Ya que Simon Schama ha puesto de moda los paralelismos entre la primavera árabe y la Revolución Francesa y no han faltado los símiles entre la plaza Tahrir y la Puerta del Sol, parece justificado decir que estamos ante el equivalente al llamado movimiento de los enragés parisinos -hasta la semántica coincide- que en los primeros meses de 1793 emergió como un inesperado tercer actor en plena guerra civil entre la izquierda y la derecha de la Convención. Inicialmente también iban contra todo y contra todos, alternando las exigencias de intervencionismo económico con el pillaje de comercios; pero pronto los Jacobinos tuvieron la habilidad de convertirlos en la fuerza de choque que aplastó a los moderados.

Aquí sucederá lo mismo: mientras gobiernen Zapatero y Rubalcaba las protestas serán contra el sistema; cuando lo hagan Rajoy, Soraya y Gallardón, el enemigo será ese gobierno de la derecha insolidaria que atentará contra los derechos del pueblo. Lo del Prestige y la guerra de Irak será una broma -entonces no existían las redes sociales- comparado con la que se liará en la calle para regocijo de la izquierda y los sindicatos. Si Rubalcaba ha sido tan condescendiente con los acampados, aun a costa de convertir las resoluciones de la Junta Electoral y la propia legalidad en papel mojado, es para preservar esa alianza que ya avizora.

Nadie tiene que convencerme de que no hay otra democracia real sino la que emana de las urnas, pero eso, además de decirlo, hay que estar en condiciones de aplicarlo. Para que la opinión pública se ponga de su lado a la hora de hacer frente a un seguro desafío desde la calle, además de la legitimidad de origen -el sufragio- Rajoy necesitará también una legitimidad de ejercicio y eso implica un programa de gobierno que desactive las simpatías que muchos sienten por nuestros enragés, asumiendo sus reivindicaciones políticas transversales que la mayoría comparte.
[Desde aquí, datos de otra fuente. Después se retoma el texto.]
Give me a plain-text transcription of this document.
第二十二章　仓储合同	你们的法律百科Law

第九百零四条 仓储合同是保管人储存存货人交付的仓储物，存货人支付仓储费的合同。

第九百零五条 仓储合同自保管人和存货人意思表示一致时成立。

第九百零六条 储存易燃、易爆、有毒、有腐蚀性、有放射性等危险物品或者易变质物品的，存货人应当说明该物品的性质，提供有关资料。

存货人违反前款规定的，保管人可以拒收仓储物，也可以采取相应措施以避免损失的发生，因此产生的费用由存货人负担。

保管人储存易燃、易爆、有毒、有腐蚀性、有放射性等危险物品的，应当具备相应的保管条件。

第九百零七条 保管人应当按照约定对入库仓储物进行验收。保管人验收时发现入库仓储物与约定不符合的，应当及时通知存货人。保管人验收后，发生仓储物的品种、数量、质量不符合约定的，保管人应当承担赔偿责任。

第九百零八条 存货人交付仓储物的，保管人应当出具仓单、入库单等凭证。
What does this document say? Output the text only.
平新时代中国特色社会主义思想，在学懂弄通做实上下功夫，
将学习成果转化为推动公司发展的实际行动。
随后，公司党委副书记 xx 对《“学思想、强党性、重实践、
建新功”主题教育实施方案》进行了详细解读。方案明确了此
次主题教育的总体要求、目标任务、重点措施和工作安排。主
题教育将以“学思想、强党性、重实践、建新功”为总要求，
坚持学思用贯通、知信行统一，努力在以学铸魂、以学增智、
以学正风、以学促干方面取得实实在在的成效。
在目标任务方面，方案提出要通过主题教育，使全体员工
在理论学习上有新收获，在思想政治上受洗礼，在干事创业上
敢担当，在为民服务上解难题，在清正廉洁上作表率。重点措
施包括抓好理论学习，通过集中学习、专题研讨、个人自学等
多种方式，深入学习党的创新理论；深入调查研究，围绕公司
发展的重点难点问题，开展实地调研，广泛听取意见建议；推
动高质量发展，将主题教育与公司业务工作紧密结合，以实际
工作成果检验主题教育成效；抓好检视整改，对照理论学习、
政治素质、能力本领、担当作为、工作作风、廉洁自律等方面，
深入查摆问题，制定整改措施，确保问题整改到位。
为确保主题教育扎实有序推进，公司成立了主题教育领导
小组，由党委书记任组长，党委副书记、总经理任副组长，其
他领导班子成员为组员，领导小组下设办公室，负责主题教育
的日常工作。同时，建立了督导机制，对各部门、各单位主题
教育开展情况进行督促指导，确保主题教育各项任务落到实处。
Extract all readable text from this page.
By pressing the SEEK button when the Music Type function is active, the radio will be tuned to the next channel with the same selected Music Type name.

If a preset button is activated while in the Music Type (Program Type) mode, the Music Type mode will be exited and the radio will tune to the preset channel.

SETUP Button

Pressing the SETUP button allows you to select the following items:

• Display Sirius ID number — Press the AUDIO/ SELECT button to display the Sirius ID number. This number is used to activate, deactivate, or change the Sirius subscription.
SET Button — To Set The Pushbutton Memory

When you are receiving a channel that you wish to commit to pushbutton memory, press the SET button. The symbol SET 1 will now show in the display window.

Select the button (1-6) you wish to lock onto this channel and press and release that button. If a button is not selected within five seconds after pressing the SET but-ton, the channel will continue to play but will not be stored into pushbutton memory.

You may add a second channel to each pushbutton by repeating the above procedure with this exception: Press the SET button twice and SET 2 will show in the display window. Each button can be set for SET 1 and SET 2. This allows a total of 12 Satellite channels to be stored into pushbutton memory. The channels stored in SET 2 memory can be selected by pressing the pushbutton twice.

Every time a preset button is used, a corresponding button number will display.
Las medidas de austeridad anunciadas el miércoles van por el buen camino pese a su tibieza en el asunto clave de las televisiones autonómicas, pero Rajoy tendrá que mojarse en los tres grandes asuntos que afectan a las reglas del juego: separación de poderes, reforma electoral y eliminación de los blindajes de la clase política. Él sólo se siente cómodo con lo primero -y no está mal lo de hacer vitalicios a los magistrados del TC para proteger al tribunal de los vaivenes electorales- porque es consciente de que lo demás supone que no pueda volver a haber congresos como el de Valencia ni listas como las de Camps. Pero o se da cuenta de que lo que la opinión pública exige es un desarme arancelario en toda regla que ponga fin a los chanchullos de la Casta -porque ese es un intolerable impuesto extraordinario que pagamos todos los españoles- o un atardecer cualquiera escuchará un murmullo creciente de cliqueos y tuiteos y Moragas tendrá que comunicarle, lívido, que «no es una revuelta, Sire, sino una revolución».

Pedro J. Ramírez, director de El Mundo.